Christine is remarkable for the dramatic differences between her inner self and the self she presents to those around her. In the eyes of her daughter, Rayona, Christine appears to be irrational and irresponsible—hardly the attributes of an ideal mother. But when Christine has the opportunity to tell her story, her behavior becomes more understandable. Christine’s main problem in relationships with others, especially with Rayona, is her inability to translate her feelings into actions. This weakness naturally causes problems between Christine and Rayona, as Rayona tends to judge others based solely upon their actions.
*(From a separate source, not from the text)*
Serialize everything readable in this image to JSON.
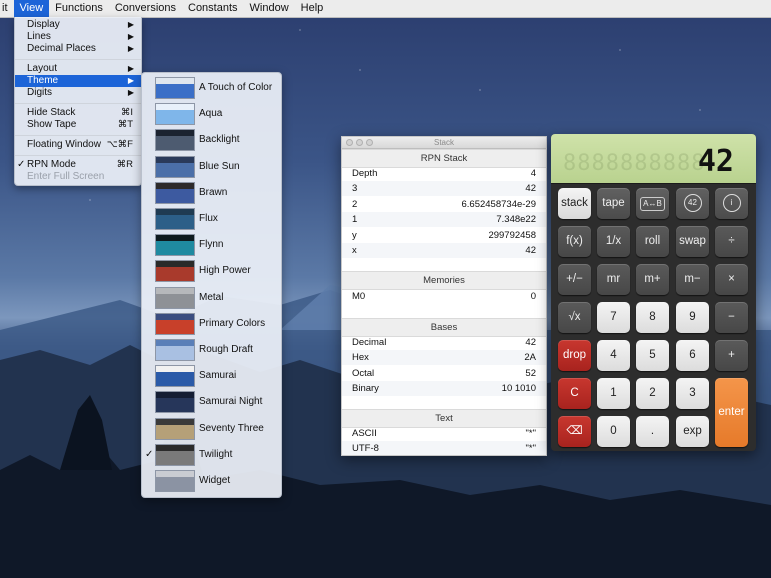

Christine passes through a number of different stages and personalities in her life. She is first bold and brave, then deeply religious, and finally reckless. This irresponsibility continues even after Rayona is born: Christine takes her child to bars when she cannot find a babysitter. Because Christine does not makes a transition from being the life of the party to being a mother, she cannot fulfill the role that Rayona imagines a mother should. It is not until she knows she is dying that Christine really begins to act like a mother, after she realizes that Rayona will be all that is left of her life once she is gone.

Christine is the bridge between old and new in the novel. She is responsible for Rayona’s knowledge of the world, but her own misunderstandings are compounded as they are passed on to her daughter. She is connected both to the city and to the reservation, and both places shape her personality. She represents a transition from old to new, during the difficult period when old problems have yet to fully heal but new ones are already beginning.